Petit, il l'est par la taille, on dirait presque un jouet. Il est frêle, coquet, joli et pourtant sa renommée est mondiale, jugez plutôt. Huit mille kilomètres de voies étroites ont déjà été posés dans le monde. Aujourd'hui même un train sorti des ateliers de notre ville est en route vers le Turkestan et chargé à dos d'éléphants. Un autre permet d'entamer dans les meilleures conditions les travaux du tunnel sous la Manche... et je pourrai vous citez bien d'autres exemples de part le monde. C'est pourquoi, je puis affirmer sans exagération aucune qu'à l'exposition Universelle de 1889, il n'y aura pas un mais deux monuments incontournables, symboles du génie de notre patrie, la fabuleuse tour de Monsieur Eiffel et l'extraordinaire petit train de Monsieur Decauville
(applaudissements).
Comment doit-on vous appeler : Monsieur le maire, Monsieur l'inventeur, Monsieur l'industriel, Monsieur l'agriculteur, Monsieur le bienfaiteur, peu importe après tout car avec vous en ce jour, on ne sait plus où donner de la tête
(applaudissements).

Aussitôt le discours achevé, Le Préfet, Paul Decauville et sa famille prennent place dans la voiture avec dais, juste derrière la locomotive. L'assemblée monte à son tour et le train démarre lentement. Il n'a pas fait trois mètres que voilà qu'il déraille. En effet entre temps une sévère pluie est tombée et le terrain s'est amolli et un camion a roulé sur la voie, entraînant un tassement. Le premier essieu du loco sort des rails, une dizaine d'acteurs se précipitent, une partie à l'arrière sur le porte à faux pour soulager l'avant et Vincent à l'avant qui soulève le tout pour remettre l'engin sur les rails. Calage de la voie, essai à nouveau et la scène est bien vite rejouée cette fois sans incident.

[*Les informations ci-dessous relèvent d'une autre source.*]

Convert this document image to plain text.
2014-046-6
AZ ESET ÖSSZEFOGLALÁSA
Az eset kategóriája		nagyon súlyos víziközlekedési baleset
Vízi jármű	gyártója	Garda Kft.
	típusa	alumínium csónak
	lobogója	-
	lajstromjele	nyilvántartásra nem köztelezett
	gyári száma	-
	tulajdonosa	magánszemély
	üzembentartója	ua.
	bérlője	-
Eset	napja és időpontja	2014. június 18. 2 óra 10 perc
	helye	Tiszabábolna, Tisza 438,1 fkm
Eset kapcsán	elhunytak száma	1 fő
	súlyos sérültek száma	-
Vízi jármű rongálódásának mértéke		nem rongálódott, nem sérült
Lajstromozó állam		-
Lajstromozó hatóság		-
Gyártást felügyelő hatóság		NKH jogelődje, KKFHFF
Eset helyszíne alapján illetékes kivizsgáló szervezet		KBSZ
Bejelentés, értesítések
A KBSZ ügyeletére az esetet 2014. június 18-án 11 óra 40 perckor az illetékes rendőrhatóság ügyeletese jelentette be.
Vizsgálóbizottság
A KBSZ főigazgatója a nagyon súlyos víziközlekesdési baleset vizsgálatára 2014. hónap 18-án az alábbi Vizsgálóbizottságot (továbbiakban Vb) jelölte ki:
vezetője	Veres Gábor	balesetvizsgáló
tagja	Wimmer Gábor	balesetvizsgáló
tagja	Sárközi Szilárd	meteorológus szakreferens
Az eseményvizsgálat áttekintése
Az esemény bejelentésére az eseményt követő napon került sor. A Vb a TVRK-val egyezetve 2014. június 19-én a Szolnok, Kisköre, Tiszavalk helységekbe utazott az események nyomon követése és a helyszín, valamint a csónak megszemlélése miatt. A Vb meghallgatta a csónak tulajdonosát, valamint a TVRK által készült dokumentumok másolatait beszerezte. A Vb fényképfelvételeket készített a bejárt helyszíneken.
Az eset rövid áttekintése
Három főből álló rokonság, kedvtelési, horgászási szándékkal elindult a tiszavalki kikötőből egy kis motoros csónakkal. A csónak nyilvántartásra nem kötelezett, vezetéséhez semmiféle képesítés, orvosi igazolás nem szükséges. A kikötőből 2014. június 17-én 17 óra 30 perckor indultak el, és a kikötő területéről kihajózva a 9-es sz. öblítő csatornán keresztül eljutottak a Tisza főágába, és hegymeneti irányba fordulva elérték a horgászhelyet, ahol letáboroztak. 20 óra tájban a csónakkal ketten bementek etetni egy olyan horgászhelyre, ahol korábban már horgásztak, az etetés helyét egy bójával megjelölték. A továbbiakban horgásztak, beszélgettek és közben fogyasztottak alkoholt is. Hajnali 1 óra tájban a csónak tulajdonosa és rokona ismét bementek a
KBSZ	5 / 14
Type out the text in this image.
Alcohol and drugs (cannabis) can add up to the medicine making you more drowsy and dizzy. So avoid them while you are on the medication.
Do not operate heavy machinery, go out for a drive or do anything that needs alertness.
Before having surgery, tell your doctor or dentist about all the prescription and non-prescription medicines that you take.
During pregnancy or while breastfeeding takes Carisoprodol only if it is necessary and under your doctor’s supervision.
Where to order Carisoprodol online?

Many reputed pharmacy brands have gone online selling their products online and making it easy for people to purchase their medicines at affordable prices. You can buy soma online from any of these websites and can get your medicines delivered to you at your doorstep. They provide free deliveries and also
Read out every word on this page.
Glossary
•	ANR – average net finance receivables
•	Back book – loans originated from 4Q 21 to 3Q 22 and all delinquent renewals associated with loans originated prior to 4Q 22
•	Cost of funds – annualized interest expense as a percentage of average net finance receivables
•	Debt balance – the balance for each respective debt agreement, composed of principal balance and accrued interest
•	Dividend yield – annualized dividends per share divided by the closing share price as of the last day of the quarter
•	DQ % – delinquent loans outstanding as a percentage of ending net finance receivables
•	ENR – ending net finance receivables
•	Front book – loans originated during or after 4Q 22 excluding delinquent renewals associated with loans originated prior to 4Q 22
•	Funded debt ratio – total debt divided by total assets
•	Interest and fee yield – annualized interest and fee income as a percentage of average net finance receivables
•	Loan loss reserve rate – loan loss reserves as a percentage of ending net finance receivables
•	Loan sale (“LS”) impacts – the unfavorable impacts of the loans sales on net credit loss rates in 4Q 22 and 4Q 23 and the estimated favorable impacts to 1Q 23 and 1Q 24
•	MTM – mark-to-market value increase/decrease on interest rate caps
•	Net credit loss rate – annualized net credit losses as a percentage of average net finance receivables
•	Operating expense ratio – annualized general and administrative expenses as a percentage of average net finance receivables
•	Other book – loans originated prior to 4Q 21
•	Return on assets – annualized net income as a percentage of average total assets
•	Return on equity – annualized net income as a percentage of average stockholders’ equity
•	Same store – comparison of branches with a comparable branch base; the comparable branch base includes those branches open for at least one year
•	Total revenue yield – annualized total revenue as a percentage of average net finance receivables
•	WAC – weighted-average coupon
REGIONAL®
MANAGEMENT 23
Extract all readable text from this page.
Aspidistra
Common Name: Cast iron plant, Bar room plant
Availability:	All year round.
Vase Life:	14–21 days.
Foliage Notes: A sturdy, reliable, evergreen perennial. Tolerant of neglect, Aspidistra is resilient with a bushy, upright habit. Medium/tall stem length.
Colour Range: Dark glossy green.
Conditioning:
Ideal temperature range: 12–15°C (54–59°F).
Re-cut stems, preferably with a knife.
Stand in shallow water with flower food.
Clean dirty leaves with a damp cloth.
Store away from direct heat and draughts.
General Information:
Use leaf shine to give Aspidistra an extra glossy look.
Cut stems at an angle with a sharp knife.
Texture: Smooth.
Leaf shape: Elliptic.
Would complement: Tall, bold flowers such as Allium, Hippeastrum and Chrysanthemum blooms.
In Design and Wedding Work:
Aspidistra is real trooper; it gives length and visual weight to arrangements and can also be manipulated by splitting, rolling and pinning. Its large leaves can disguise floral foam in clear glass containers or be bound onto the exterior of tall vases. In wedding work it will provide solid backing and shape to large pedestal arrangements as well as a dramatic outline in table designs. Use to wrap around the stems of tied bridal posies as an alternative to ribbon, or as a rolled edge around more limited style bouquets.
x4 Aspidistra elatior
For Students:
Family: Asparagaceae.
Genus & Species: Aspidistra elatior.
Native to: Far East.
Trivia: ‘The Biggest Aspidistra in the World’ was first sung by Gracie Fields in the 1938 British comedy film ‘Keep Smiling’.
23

Le petit train entre en scène au moment où les enfants entonnent une chanson.
Le lendemain pour la générale, Jacques R. a décoré le Decauville. Son entrée en scène n'est pas passée inaperçue.
et le résultat est plutôt de meilleur effet, il ne reste plus que la lampe à allumer.

 

Quelques photos d'ambiance des répétitions

La scène est installée derrière la maison de maître de la ferme de Bois Briard, dans un parc fort agréable et très arboré, le décor s'avère idéal pour le spectacle. La nuit tombe sur Courcouronnes, les acteurs vont revêtir leur costume, le silence envahit le lieu, le spectacle commence.

Le corps du bâtiment d'habitation. Une très belle maison de maître du XVIIIème

Le jour de la générale une classe d'Evry est venue interpréter la "chansonnette-galop" de l'Exposition universelle de 1889, paroles de Marcello, musique de F. Durieux. 
C'est le p'tit Decauville, qui file, qui file, c'est le p'tit Decauville, qui file, qui file... 


Le spectacle

Le spectacle a eu lieu les soirs des 26, 27 et 28 juin. Cette fantaisie onirique a été conçue et mise en scène par Olivier Besson, la chorégraphie est de Myriam Le Bail et la direction musicale de Benoît Noeppel.
Les 15 tableaux présentés retracent l'histoire de Courcouronnes depuis le Moyen-Âge jusqu'à nos jours. Pas moins de 500 costumes ont été fabriqués pour les quelques 80 acteurs tous bénévoles et dont le talent s'est ressenti à travers les applaudissements.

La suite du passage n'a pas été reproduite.